The sea shows different pictures: Calm and soothing in the sunset or churned on warm, sunny days, or disturbing and menacing before the storm. Like us. We come to the sea to face our real inner self. So many times we disguise to fit into a norm ignorants built – we need to come down to be ourselves.
I want to thank the sea for being there fo me, for all of us. I admire it and I’m afraid of it both. My life was never spectacular, but I’m allowed to dream of the day I’m standing in front of the shore, feeling happy and sad and relieved and confident. I never was. In few moments I find the strength to feel like that, although it’s nearly impossible. We never lost our ability to dream of better days. This dream might be an illusion, but it keeps us alive.
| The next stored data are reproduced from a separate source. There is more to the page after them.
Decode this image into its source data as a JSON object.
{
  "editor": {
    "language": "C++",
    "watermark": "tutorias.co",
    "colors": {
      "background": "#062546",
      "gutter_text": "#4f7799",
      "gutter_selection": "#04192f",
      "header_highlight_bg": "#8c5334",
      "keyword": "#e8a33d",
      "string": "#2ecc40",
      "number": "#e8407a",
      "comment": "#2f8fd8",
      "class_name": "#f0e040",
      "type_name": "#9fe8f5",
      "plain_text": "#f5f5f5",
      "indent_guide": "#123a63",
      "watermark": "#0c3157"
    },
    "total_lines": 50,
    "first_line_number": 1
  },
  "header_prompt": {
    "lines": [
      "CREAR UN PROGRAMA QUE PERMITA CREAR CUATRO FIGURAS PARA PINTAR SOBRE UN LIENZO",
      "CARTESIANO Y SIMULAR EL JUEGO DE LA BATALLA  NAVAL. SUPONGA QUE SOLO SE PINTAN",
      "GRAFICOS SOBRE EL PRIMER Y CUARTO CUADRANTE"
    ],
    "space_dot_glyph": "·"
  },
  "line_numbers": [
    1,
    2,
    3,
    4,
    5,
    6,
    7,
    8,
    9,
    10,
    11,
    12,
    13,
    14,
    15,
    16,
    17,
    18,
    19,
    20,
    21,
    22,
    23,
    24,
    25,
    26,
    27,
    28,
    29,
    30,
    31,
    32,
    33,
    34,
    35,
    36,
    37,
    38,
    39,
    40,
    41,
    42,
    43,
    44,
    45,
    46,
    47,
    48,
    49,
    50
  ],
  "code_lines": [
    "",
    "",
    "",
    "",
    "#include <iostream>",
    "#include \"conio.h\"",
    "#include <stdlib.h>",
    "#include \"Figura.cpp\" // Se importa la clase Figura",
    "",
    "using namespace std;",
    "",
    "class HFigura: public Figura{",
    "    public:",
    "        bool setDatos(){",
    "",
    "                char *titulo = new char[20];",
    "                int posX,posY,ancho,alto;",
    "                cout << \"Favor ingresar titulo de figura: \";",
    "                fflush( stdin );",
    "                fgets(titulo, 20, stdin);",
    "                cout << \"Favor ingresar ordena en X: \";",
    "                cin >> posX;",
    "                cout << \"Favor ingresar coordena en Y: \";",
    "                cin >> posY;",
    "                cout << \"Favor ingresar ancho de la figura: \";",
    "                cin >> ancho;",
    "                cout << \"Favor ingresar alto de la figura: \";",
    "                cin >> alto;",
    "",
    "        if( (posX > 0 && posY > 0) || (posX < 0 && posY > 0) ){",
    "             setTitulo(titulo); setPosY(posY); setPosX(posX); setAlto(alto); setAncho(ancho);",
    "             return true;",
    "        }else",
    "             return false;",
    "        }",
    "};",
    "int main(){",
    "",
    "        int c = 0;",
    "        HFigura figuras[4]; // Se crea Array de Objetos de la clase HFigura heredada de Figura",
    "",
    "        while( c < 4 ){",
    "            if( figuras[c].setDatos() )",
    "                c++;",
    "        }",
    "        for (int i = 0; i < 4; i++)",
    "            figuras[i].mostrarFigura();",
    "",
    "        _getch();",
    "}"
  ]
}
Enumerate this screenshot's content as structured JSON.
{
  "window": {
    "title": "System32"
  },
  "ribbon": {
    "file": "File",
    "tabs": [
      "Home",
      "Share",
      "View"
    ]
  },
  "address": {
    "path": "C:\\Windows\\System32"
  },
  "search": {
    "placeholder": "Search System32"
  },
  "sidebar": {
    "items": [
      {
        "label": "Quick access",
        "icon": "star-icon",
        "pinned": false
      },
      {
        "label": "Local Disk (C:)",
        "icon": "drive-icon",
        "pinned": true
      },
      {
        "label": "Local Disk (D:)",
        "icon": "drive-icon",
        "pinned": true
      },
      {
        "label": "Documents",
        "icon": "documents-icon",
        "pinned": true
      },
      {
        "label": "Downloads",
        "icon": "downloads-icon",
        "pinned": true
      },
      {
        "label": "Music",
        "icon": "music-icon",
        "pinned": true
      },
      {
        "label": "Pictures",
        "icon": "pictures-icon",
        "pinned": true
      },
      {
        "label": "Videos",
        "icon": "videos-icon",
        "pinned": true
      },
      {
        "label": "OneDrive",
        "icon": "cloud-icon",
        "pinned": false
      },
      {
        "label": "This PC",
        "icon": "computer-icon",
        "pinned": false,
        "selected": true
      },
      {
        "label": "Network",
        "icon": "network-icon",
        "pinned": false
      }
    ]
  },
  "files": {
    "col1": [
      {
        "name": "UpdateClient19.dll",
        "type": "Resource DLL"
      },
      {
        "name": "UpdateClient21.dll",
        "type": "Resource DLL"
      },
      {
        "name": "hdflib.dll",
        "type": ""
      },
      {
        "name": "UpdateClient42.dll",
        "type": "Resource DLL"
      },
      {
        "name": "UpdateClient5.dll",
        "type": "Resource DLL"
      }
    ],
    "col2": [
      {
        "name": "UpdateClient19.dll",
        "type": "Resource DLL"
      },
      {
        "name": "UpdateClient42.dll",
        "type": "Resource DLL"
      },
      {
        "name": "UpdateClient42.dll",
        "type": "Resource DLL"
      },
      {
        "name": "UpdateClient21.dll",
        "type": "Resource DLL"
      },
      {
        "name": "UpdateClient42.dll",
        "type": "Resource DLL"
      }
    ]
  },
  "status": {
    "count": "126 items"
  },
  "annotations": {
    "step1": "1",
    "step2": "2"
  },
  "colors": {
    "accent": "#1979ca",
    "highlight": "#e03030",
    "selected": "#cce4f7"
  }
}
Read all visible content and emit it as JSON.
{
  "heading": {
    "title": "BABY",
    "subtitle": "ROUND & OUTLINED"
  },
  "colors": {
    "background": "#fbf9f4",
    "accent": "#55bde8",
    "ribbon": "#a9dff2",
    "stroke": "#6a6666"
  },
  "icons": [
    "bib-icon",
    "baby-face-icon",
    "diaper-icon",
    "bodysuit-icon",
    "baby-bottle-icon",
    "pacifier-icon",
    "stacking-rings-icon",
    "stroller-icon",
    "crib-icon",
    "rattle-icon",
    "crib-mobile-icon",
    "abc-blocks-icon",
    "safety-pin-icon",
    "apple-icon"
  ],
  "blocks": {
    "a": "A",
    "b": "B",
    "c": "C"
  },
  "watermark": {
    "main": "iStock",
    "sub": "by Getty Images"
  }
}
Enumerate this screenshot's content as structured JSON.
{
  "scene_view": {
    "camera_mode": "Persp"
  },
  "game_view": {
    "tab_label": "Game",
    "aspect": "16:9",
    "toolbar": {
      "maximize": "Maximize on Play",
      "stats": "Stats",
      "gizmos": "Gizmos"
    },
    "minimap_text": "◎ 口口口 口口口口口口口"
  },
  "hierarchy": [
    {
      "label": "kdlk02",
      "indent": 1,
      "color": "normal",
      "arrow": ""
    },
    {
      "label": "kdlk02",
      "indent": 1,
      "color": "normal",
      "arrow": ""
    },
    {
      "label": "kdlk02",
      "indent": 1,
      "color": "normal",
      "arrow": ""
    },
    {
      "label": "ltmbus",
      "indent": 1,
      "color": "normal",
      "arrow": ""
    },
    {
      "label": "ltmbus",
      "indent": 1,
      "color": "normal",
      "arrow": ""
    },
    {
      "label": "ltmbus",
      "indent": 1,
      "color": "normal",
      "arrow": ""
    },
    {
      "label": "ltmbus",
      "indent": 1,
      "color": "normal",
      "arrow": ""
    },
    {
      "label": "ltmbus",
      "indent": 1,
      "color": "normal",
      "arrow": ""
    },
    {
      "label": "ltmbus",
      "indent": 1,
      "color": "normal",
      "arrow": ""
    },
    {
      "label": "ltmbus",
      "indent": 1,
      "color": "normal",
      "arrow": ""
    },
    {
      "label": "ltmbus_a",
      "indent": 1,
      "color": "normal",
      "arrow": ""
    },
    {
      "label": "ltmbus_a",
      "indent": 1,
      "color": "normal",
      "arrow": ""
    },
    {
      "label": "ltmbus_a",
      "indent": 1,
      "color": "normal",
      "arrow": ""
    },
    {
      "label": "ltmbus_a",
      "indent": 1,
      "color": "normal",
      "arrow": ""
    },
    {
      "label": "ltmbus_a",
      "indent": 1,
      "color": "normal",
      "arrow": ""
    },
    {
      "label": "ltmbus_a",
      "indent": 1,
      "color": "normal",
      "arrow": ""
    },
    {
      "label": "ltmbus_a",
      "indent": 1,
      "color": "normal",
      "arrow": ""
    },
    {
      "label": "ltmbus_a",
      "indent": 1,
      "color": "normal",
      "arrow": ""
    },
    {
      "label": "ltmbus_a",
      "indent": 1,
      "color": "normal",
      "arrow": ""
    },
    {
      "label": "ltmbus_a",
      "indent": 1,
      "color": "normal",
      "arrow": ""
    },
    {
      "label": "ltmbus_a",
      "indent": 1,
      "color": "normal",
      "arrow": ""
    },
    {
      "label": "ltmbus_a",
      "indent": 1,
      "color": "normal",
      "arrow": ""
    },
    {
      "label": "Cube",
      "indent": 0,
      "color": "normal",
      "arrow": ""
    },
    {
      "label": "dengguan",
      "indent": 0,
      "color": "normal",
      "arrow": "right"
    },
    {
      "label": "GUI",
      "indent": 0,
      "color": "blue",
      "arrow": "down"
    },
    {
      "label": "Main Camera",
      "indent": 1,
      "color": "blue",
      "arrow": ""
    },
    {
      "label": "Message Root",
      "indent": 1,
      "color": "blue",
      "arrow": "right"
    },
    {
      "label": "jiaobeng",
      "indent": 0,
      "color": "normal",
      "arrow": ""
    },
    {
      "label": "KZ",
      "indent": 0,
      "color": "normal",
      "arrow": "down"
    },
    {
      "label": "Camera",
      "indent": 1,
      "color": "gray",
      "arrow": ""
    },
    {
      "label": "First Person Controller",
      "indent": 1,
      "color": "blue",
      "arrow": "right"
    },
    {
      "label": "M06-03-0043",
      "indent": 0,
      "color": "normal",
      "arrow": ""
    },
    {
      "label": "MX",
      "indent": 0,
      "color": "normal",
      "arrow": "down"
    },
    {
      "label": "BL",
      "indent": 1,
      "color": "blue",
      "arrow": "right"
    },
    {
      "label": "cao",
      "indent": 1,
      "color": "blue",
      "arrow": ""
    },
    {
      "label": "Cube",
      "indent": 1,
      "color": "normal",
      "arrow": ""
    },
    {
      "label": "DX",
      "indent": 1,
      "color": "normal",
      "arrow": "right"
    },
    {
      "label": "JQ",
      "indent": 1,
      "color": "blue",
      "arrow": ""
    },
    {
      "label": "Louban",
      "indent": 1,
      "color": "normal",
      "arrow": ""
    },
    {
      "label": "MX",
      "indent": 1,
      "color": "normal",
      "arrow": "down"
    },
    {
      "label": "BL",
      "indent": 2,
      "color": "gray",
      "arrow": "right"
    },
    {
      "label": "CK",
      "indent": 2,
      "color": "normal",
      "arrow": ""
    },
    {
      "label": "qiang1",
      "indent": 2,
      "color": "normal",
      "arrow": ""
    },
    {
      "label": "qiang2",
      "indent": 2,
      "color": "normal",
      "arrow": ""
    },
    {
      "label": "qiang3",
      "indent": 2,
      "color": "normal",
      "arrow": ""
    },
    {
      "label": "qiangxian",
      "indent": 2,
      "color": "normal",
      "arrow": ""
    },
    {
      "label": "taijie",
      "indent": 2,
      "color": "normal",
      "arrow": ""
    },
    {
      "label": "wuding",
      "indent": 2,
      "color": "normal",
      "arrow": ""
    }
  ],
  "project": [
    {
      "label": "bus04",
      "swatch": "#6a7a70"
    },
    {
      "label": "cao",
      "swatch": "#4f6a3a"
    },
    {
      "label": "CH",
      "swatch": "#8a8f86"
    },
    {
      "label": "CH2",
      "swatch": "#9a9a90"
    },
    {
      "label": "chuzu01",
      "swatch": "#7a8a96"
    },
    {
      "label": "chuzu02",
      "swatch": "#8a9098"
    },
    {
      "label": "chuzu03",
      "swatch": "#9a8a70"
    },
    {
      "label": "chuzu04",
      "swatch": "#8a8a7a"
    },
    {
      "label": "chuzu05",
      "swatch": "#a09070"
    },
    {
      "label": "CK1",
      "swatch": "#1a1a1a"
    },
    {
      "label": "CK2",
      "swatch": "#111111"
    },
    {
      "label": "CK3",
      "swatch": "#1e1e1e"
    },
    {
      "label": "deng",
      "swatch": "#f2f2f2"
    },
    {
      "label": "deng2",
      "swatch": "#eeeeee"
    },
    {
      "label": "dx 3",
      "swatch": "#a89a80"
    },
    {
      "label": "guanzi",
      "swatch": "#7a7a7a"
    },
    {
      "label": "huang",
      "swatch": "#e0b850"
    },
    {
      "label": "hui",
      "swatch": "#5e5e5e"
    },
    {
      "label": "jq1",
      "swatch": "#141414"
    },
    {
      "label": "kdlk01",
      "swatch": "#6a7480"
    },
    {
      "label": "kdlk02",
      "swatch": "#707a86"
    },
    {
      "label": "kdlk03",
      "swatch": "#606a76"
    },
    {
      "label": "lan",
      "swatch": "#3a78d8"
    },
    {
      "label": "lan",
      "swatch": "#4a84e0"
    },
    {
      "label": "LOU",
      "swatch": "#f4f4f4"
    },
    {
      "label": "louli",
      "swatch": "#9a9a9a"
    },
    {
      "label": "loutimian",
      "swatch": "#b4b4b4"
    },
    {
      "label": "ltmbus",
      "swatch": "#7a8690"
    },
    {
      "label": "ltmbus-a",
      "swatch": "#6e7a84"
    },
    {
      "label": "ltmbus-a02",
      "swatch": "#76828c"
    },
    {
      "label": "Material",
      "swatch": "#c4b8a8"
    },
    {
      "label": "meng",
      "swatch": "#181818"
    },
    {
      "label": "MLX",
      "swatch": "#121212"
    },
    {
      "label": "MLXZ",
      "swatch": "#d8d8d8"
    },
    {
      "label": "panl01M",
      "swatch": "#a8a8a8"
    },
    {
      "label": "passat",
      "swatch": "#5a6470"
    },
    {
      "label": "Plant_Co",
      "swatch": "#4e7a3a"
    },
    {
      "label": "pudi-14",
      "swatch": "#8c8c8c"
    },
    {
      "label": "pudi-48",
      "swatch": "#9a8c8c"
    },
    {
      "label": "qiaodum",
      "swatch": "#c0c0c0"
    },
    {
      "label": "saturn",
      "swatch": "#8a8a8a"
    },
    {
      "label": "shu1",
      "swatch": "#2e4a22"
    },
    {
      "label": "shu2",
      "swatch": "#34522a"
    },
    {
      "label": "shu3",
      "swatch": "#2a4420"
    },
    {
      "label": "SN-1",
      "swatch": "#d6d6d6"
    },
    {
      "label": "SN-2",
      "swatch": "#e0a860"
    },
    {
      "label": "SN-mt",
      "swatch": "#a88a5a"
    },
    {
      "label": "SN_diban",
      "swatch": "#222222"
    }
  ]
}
What should we do else?
I miss the sea. I miss the summer days in the sun, I miss the relaxed atmosphere down on the beach. I miss being free. Free from all these strange, self-destroying pictures that make our world collapse from time to time. I miss the wide Wadden Sea with its birds and the setting sun far beyond, throwing the last warm rays onto the wet sand. I miss the darkness standing barefoot in the shallow water, looking up to the perfect, sparkling stars which were always there and will always be, no matter what happens or if we lost or faith. The sea makes me keep the faith. Sometimes the world can be so cruel, and here we are, standing in front of ourselves, not able to go back to normality for there has never been one, drowned and torn we turn our faces to the understanding shore and watch the waves, how they roll across the thousand grains of sand.
Can you feel the perfectness? This is when I’m happy. This is when I found myself, finally.
There have been terms of sadness, up’s and down’s, times of giving up, and I know that this will go on forever, for everyone, and when you lost faith, believe into the power of the sea.
With a little faith you can do anything, no matter how frightening it is, no matter how hard it is and no matter what people think. I try to believe this for it sounds so honest.